Following blocks 732, 770 or 780 or 790, or if it is determined in block 750 that the user selection does not correspond to the current building, the routine proceeds to block 795 to determine whether to continue, such as until an explicit indication to terminate is received, or instead only if an explicit indication to continue is received. If it is determined to continue (including if the user made a selection in block 745 related to a new building to present), the routine returns to block 705 to await additional instructions or information (or to continue directly on to block 735 if the user made a selection in block 745 related to a new building to present), and if not proceeds to step 799 and ends.
Aspects of the present disclosure are described herein with reference to flowchart illustrations and/or block diagrams of methods, apparatus (systems), and computer program products according to embodiments of the present disclosure. It will be appreciated that each block of the flowchart illustrations and/or block diagrams, and combinations of blocks in the flowchart illustrations and/or block diagrams, can be implemented by computer readable program instructions. It will be further appreciated that in some implementations the functionality provided by the routines discussed above may be provided in alternative ways, such as being split among more routines or consolidated into fewer routines. Similarly, in some implementations illustrated routines may provide more or less functionality than is described, such as when other illustrated routines instead lack or include such functionality respectively, or when the amount of functionality that is provided is altered. In addition, while various operations may be illustrated as being performed in a particular manner (e.g., in serial or in parallel, or synchronous or asynchronous) and/or in a particular order, in other implementations the operations may be performed in other orders and in other manners. Any data structures discussed above may also be structured in different manners, such as by having a single data structure split into multiple data structures and/or by having multiple data structures consolidated into a single data structure. Similarly, in some implementations illustrated data structures may store more or less information than is described, such as when other illustrated data structures instead lack or include such information respectively, or when the amount or types of information that is stored is altered.

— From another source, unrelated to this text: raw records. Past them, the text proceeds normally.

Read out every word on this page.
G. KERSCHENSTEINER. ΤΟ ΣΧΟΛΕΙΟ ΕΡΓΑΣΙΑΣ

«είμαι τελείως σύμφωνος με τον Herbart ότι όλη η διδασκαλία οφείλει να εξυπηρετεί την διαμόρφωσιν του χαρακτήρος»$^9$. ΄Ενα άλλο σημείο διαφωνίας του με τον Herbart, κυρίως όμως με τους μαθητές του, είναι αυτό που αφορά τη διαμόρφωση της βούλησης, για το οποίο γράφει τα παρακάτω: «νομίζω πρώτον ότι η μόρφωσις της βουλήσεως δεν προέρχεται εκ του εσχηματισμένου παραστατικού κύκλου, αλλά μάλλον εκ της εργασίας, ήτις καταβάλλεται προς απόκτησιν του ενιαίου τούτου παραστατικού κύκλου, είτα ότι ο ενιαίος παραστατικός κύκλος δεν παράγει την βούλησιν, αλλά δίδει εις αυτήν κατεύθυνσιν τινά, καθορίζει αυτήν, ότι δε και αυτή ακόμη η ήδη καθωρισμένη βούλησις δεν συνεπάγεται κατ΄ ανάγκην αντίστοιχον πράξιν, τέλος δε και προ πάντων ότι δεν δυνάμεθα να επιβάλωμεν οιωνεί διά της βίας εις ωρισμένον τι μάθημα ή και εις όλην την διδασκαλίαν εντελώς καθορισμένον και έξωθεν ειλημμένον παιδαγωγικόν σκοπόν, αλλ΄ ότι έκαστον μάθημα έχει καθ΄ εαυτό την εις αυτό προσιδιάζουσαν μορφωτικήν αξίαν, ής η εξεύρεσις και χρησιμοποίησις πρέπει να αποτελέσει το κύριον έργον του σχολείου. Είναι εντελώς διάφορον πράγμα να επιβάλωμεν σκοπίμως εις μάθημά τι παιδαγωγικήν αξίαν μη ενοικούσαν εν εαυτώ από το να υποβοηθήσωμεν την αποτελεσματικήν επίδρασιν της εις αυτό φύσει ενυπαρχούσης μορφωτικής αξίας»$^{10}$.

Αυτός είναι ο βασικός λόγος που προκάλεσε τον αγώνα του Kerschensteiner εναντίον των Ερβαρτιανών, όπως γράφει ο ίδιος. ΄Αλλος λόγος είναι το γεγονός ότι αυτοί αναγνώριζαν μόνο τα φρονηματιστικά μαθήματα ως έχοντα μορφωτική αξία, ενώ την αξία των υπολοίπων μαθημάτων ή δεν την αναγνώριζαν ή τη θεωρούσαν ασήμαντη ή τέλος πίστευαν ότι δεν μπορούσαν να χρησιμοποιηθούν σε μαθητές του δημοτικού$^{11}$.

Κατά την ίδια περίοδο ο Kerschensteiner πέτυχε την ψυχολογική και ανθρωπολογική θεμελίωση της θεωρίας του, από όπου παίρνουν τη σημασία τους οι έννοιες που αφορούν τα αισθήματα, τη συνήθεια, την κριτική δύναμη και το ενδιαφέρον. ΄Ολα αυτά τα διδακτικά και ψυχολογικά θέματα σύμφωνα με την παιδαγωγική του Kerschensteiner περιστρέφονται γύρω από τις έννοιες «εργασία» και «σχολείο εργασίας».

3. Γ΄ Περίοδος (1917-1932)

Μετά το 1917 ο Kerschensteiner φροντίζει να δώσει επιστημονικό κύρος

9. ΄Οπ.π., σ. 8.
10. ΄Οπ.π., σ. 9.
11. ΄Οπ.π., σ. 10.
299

From the foregoing it will be appreciated that, although specific embodiments have been described herein for purposes of illustration, various modifications may be made without deviating from the spirit and scope of the invention. Accordingly, the invention is not limited except as by corresponding claims and the elements recited by those claims. In addition, while certain aspects of the invention may be presented in certain claim forms at certain times, the inventors contemplate the various aspects of the invention in any available claim form. For example, while only some aspects of the invention may be recited as being embodied in a computer-readable medium at particular times, other aspects may likewise be so embodied.